Il déglutit. « Je pars demain à l’aube. »

« Je sais. » Elle avait l’air d’en savoir plus qu’elle ne disait. Marguerite avait toujours eu ce regard-là, qui passait au travers des mensonges. « Tu as une mission. Tu ne peux pas dire laquelle. »

« Marguerite… »

« Je ne te demande rien. » Elle tendit la main. Dans sa paume ouverte, une bague d’argent, fine, sans chaton, ornée d’une gravure presque effacée : un oiseau, une colombe aux ailes repliées. « Elle appartenait à notre père. Je l’ai gardée quand il est mort. »

Claude la prit maladroitement. L’anneau était tiède. Il le fit glisser à son annulaire ; il tombait juste. « Tu refuses de la garder ?

— Je préfère qu’elle protège quelqu’un qui voyage. » Elle posa sa main sur son bras, et sa voix devint très basse. « Claude, écoute-moi. Le monde est plus dangereux que ne le croient les hommes du duc. Les fils s’entrecroisent partout. On peut être fidèle à une cause et frère d’un homme qui en sert une autre. On peut aimer sans trahir. Et on peut servir Dieu en servant son prochain, même quand son prochain est au-delà des murailles. »

Il fronça les sourcils. « Tu parles par énigmes, Marguerite. »

« Je parle de ce que je sais. » Elle se rapprocha, effleura la bague du bout des doigts. « Si un jour, quelque part, tu rencontres un mur… une porte fermée… un homme qui refuse de te laisser passer au nom de ton maître, souviens-toi de cette bague. Elle ouvre ce que l’argent ferme. »

Il la regarda sans comprendre. Elle avait déjà reculé, ramassé son manteau.

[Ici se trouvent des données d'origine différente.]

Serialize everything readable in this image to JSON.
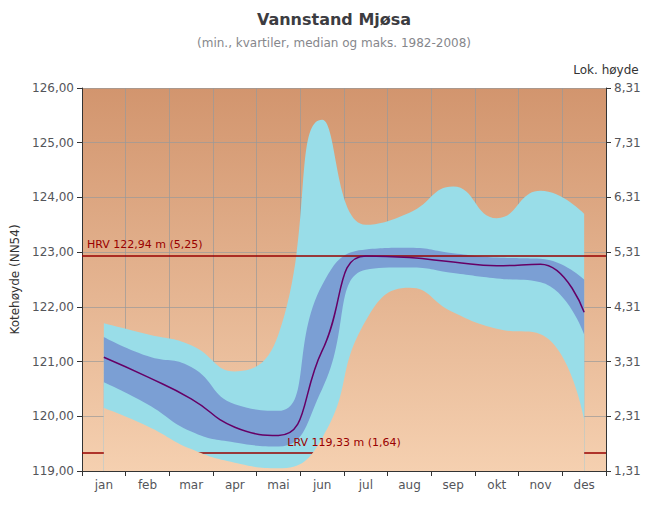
{
  "chart_data": {
    "type": "line",
    "title": "Vannstand Mjøsa",
    "subtitle": "(min., kvartiler, median og maks. 1982-2008)",
    "ylabel": "Kotehøyde (NN54)",
    "y2label": "Lok. høyde",
    "categories": [
      "jan",
      "feb",
      "mar",
      "apr",
      "mai",
      "jun",
      "jul",
      "aug",
      "sep",
      "okt",
      "nov",
      "des"
    ],
    "series": [
      {
        "color": "#660066",
        "type": "line",
        "values": [
          121.08,
          120.72,
          120.32,
          119.8,
          119.65,
          121.2,
          122.93,
          122.9,
          122.82,
          122.75,
          122.78,
          121.9
        ]
      }
    ],
    "bands": [
      {
        "color": "#99DDE8",
        "lower": [
          120.15,
          119.82,
          119.4,
          119.15,
          119.05,
          119.6,
          121.75,
          122.35,
          121.9,
          121.6,
          121.5,
          119.95
        ],
        "upper": [
          121.7,
          121.5,
          121.3,
          120.82,
          121.5,
          125.42,
          123.5,
          123.72,
          124.2,
          123.62,
          124.12,
          123.7
        ]
      },
      {
        "color": "#7B9FD4",
        "lower": [
          120.62,
          120.22,
          119.72,
          119.52,
          119.45,
          120.5,
          122.68,
          122.72,
          122.62,
          122.52,
          122.45,
          121.5
        ],
        "upper": [
          121.45,
          121.1,
          120.9,
          120.22,
          120.1,
          122.4,
          123.05,
          123.08,
          122.98,
          122.9,
          122.88,
          122.5
        ]
      }
    ],
    "hlines": [
      {
        "value": 122.94,
        "label": "HRV 122,94 m (5,25)",
        "color": "#990000"
      },
      {
        "value": 119.33,
        "label": "LRV 119,33 m (1,64)",
        "color": "#990000"
      }
    ],
    "background_colors": [
      "#D2956E",
      "#F5D0B0"
    ],
    "grid": true,
    "grid_color": "#999999",
    "ylim": [
      119.0,
      126.0
    ],
    "yticks": [
      {
        "value": 119.0,
        "label": "119,00"
      },
      {
        "value": 120.0,
        "label": "120,00"
      },
      {
        "value": 121.0,
        "label": "121,00"
      },
      {
        "value": 122.0,
        "label": "122,00"
      },
      {
        "value": 123.0,
        "label": "123,00"
      },
      {
        "value": 124.0,
        "label": "124,00"
      },
      {
        "value": 125.0,
        "label": "125,00"
      },
      {
        "value": 126.0,
        "label": "126,00"
      }
    ],
    "y2lim": [
      119.0,
      126.0
    ],
    "y2ticks": [
      {
        "value": 119.0,
        "label": "1,31"
      },
      {
        "value": 120.0,
        "label": "2,31"
      },
      {
        "value": 121.0,
        "label": "3,31"
      },
      {
        "value": 122.0,
        "label": "4,31"
      },
      {
        "value": 123.0,
        "label": "5,31"
      },
      {
        "value": 124.0,
        "label": "6,31"
      },
      {
        "value": 125.0,
        "label": "7,31"
      },
      {
        "value": 126.0,
        "label": "8,31"
      }
    ]
  }
}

« Je dois rejoindre les sœurs de mon convoi avant la nuit. » Elle s’arrêta sur le seuil, un profil hésitant dans la lumière de la chandelle. « Que Dieu te garde, Claude. Et que tu restes fidèle à ce que tu aimes. »

Elle sortit. La porte claqua sur un courant d’air qui fit trembler la flamme.

Claude resta seul au milieu de la pièce, la bague trop présente à son doigt. Il la tourna une fois, deux fois. Une colombe aux ailes repliées. Un anneau de père.

Il pensa à Compiègne. Aux murailles hautes. Aux couvents, aux écrivains publics, aux noms qu’on lui demandait de rapporter sur le papier.

Il pensa au regard de sa sœur, qui en savait trop.

Et il se demanda, une seconde — une seule — de quel côté du mur Marguerite se tenait vraiment.

Il chassa la pensée, souffla la chandelle, et monta préparer ses ballots de parchemin et de peaux. Demain, à l’aube, il serait un marchand de Troyes sur la route de Compiègne.